Qualsiasi denuncia relativa all’organizzazione registrata va notificata all’organismo competente.

5.6.3.

Le organizzazioni di paesi terzi che intendano ottenere una registrazione EMAS e desiderino avviare un procedimento di registrazione devono accettare che gli organismi competenti possano chiedere al verificatore di controllare possibili motivi di cancellazione o sospensione che possano verificarsi nel paese terzo in cui sono ubicati i siti, prima di prendere qualsiasi decisione. L’organizzazione collabora e risponde a tutte le domande relative a possibili motivi di sospensione e cancellazione poste dal verificatore o dall’organismo competente. L’organizzazione deve anche essere disposta a farsi carico dei costi incorsi dai verificatori per chiarire la situazione.

5.6.4.

In ogni caso, anche in presenza di tali accordi, il verificatore è responsabile del controllo del rispetto degli obblighi normativi. Eventuali denunce e non conformità che possano comportare la cancellazione o la sospensione della registrazione devono essere incluse nei controlli del rispetto degli obblighi normativi.

5.6.5.

Le ONG che operano nel paese terzo interessato possono essere consultate e utilizzate come fonti di informazione. In ogni caso, il verificatore riferisce all’organismo competente qualsiasi informazione pertinente rilevata durante il processo di verifica.

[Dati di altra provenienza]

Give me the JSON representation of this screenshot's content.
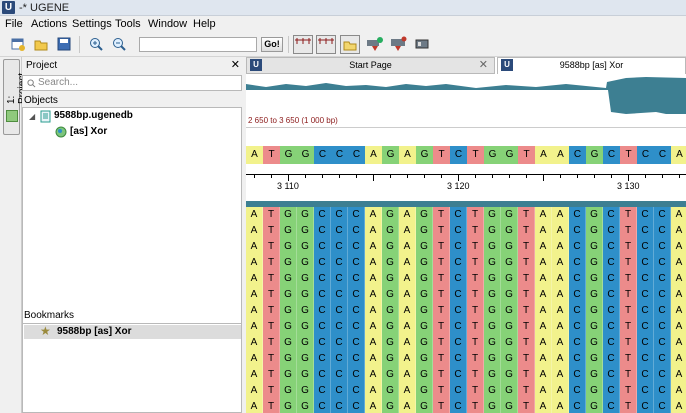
{
  "window": {
    "title": "-* UGENE",
    "logo": "U"
  },
  "menu": [
    "File",
    "Actions",
    "Settings",
    "Tools",
    "Window",
    "Help"
  ],
  "toolbar": {
    "go_label": "Go!",
    "toggle1": "5'\n3'",
    "toggle2": "5'\nC 3'\n5'"
  },
  "project": {
    "panel_title": "Project",
    "tab_label": "1: Project",
    "search_placeholder": "Search...",
    "objects_label": "Objects",
    "tree": [
      {
        "label": "9588bp.ugenedb"
      },
      {
        "label": "[as] Xor"
      }
    ],
    "bookmarks_label": "Bookmarks",
    "bookmarks": [
      {
        "label": "9588bp [as] Xor"
      }
    ]
  },
  "tabs": [
    {
      "label": "Start Page"
    },
    {
      "label": "9588bp [as] Xor"
    }
  ],
  "view": {
    "range": "2 650 to 3 650 (1 000 bp)",
    "ruler": [
      "3 110",
      "3 120",
      "3 130"
    ],
    "sequence": "ATGGCCCAGAGTCTGGTAACGCTCCA"
  },
  "alignment": {
    "rows": [
      "ATGGCCCAGAGTCTGGTAACGCTCCA",
      "ATGGCCCAGAGTCTGGTAACGCTCCA",
      "ATGGCCCAGAGTCTGGTAACGCTCCA",
      "ATGGCCCAGAGTCTGGTAACGCTCCA",
      "ATGGCCCAGAGTCTGGTAACGCTCCA",
      "ATGGCCCAGAGTCTGGTAACGCTCCA",
      "ATGGCCCAGAGTCTGGTAACGCTCCA",
      "ATGGCCCAGAGTCTGGTAACGCTCCA",
      "ATGGCCCAGAGTCTGGTAACGCTCCA",
      "ATGGCCCAGAGTCTGGTAACGCTCCA",
      "ATGGCCCAGAGTCTGGTAACGCTCCA",
      "ATGGCCCAGAGTCTGGTAACGCTCCA",
      "ATGGCCCAGAGTCTGGTAACGCTCCA"
    ]
  },
  "colors": {
    "A": "#f2f28c",
    "T": "#ec8b8b",
    "G": "#86d277",
    "C": "#2e8fc9",
    "overview": "#3d7f92"
  }
}
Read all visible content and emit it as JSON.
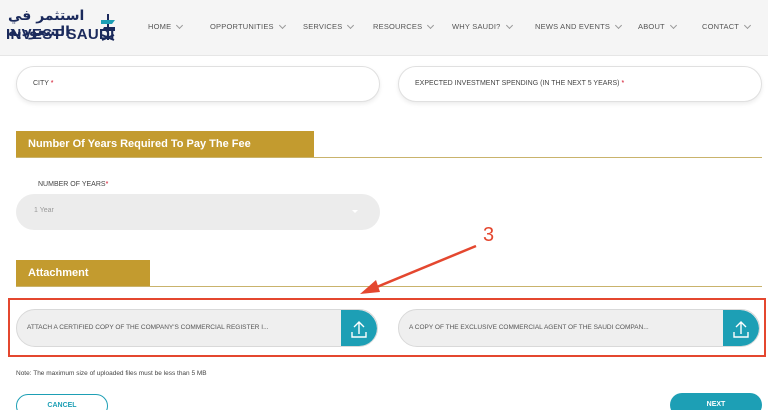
{
  "header": {
    "logo_arabic": "استثمر في السعودية",
    "logo_english": "INVEST SAUDI",
    "nav": [
      {
        "label": "HOME"
      },
      {
        "label": "OPPORTUNITIES"
      },
      {
        "label": "SERVICES"
      },
      {
        "label": "RESOURCES"
      },
      {
        "label": "WHY SAUDI?"
      },
      {
        "label": "NEWS AND EVENTS"
      },
      {
        "label": "ABOUT"
      },
      {
        "label": "CONTACT"
      }
    ]
  },
  "fields": {
    "city_label": "CITY",
    "spending_label": "EXPECTED INVESTMENT SPENDING (IN THE NEXT 5 YEARS)",
    "required_mark": "*"
  },
  "fee_section": {
    "title": "Number Of Years Required To Pay The Fee",
    "years_label": "NUMBER OF YEARS",
    "years_value": "1 Year"
  },
  "attachment_section": {
    "title": "Attachment",
    "upload_1": "ATTACH A CERTIFIED COPY OF THE COMPANY'S COMMERCIAL REGISTER I...",
    "upload_2": "A COPY OF THE EXCLUSIVE COMMERCIAL AGENT OF THE SAUDI COMPAN..."
  },
  "annotation": {
    "step_number": "3",
    "color": "#e4472f"
  },
  "note": "Note: The maximum size of uploaded files must be less than 5 MB",
  "actions": {
    "cancel": "CANCEL",
    "next": "NEXT"
  },
  "colors": {
    "gold": "#c39b2f",
    "teal": "#1d9fb5",
    "navy": "#1b2a5c"
  },
  "icons": [
    "chevron-down-icon",
    "upload-icon",
    "dropdown-caret-icon",
    "arrow-icon"
  ]
}
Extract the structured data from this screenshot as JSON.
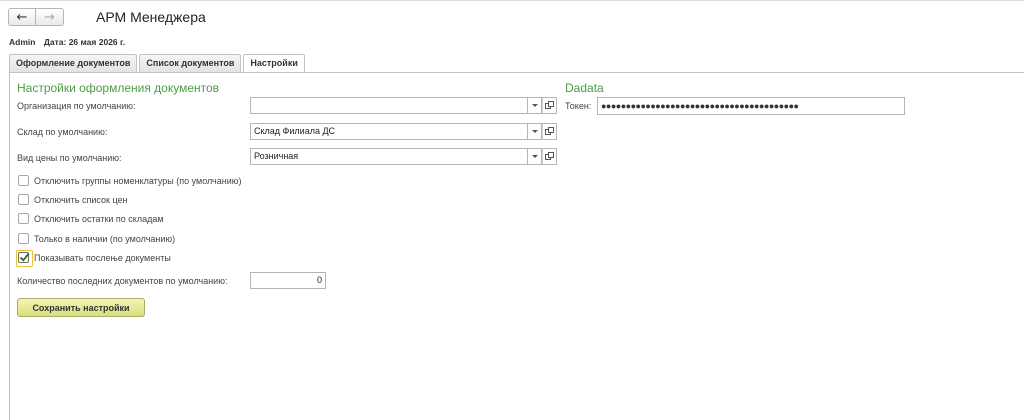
{
  "app": {
    "title": "АРМ Менеджера"
  },
  "nav": {
    "back_glyph": "🡐",
    "forward_glyph": "🡒"
  },
  "user": {
    "name": "Admin",
    "date": "Дата: 26 мая 2026 г."
  },
  "tabs": [
    {
      "label": "Оформление документов"
    },
    {
      "label": "Список документов"
    },
    {
      "label": "Настройки"
    }
  ],
  "settings": {
    "section_title": "Настройки оформления документов",
    "fields": {
      "org": {
        "label": "Организация по умолчанию:",
        "value": ""
      },
      "warehouse": {
        "label": "Склад по умолчанию:",
        "value": "Склад Филиала ДС"
      },
      "price": {
        "label": "Вид цены по умолчанию:",
        "value": "Розничная"
      }
    },
    "checkboxes": [
      {
        "label": "Отключить группы номенклатуры (по умолчанию)",
        "checked": false
      },
      {
        "label": "Отключить список цен",
        "checked": false
      },
      {
        "label": "Отключить остатки по складам",
        "checked": false
      },
      {
        "label": "Только в наличии (по умолчанию)",
        "checked": false
      },
      {
        "label": "Показывать послење документы",
        "checked": true
      }
    ],
    "recent_count": {
      "label": "Количество последних документов по умолчанию:",
      "value": "0"
    },
    "save_button": "Сохранить настройки"
  },
  "dadata": {
    "section_title": "Dadata",
    "token_label": "Токен:",
    "token_value": "●●●●●●●●●●●●●●●●●●●●●●●●●●●●●●●●●●●●●●●●"
  },
  "icons": {
    "dropdown": "chevron-down-icon",
    "open": "open-window-icon",
    "check": "check-icon"
  },
  "colors": {
    "section_green": "#4b9d45",
    "save_button": "#e3e78f"
  }
}
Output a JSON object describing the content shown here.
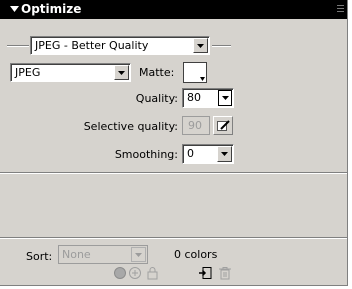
{
  "panel": {
    "title": "Optimize",
    "settings_preset": "JPEG - Better Quality",
    "format": "JPEG",
    "matte_label": "Matte:",
    "quality_label": "Quality:",
    "quality_value": "80",
    "selective_quality_label": "Selective quality:",
    "selective_quality_value": "90",
    "smoothing_label": "Smoothing:",
    "smoothing_value": "0",
    "sort_label": "Sort:",
    "sort_value": "None",
    "colors_count": "0 colors"
  },
  "icons": [
    "collapse-arrow-icon",
    "panel-grip-icon",
    "dropdown-arrow-icon",
    "matte-swatch-icon",
    "edit-selective-quality-icon",
    "palette-icons",
    "load-palette-icon",
    "delete-palette-icon"
  ],
  "colors": {
    "title_bg": "#000000",
    "panel_bg": "#d6d3ce",
    "disabled": "#9c9c9c"
  }
}
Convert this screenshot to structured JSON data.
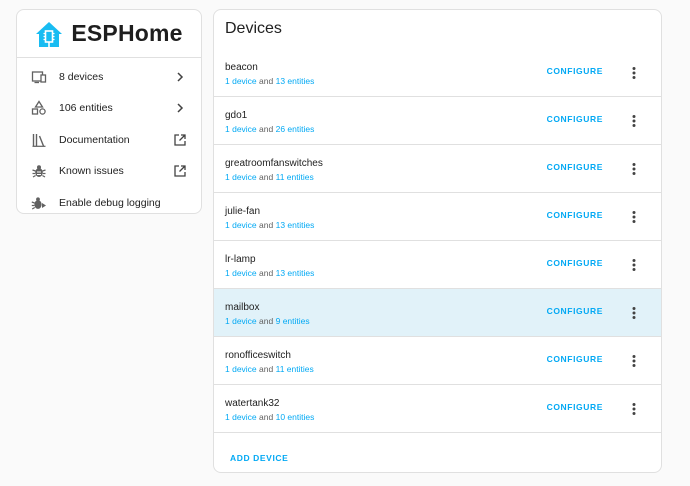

5.7.   Questioni linguistiche

5.7.1.

La dichiarazione ambientale EMAS e gli altri documenti pertinenti sono presentati in una lingua ufficiale dello Stato membro in cui ha sede l’organismo competente capofila (articolo 5, paragrafo 3). Inoltre, se un’organizzazione presenta una dichiarazione ambientale cumulativa con informazioni relative a singoli siti, le informazioni relativi ai siti ubicati nell’UE devono essere in una lingua ufficiale dei rispettivi Stati membri in cui sono ubicati e le informazioni relative a siti ubicati in paesi terzi devono essere preferibilmente in una lingua ufficiale dei rispettivi paesi terzi.

(1)  Regolamento (CE) n. 1221/2009.

(2)  Stabilite dal regolamento (CE) n. 1893/2006 del Parlamento europeo e del Consiglio, del 20 dicembre 2006, che definisce la classificazione statistica delle attività economiche NACE Revisione 2 e modifica il regolamento (CEE) n. 3037/90 del Consiglio nonché alcuni regolamenti (CE) relativi a settori statistici specifici (GU L 393 del 30.12.2006, pag. 1).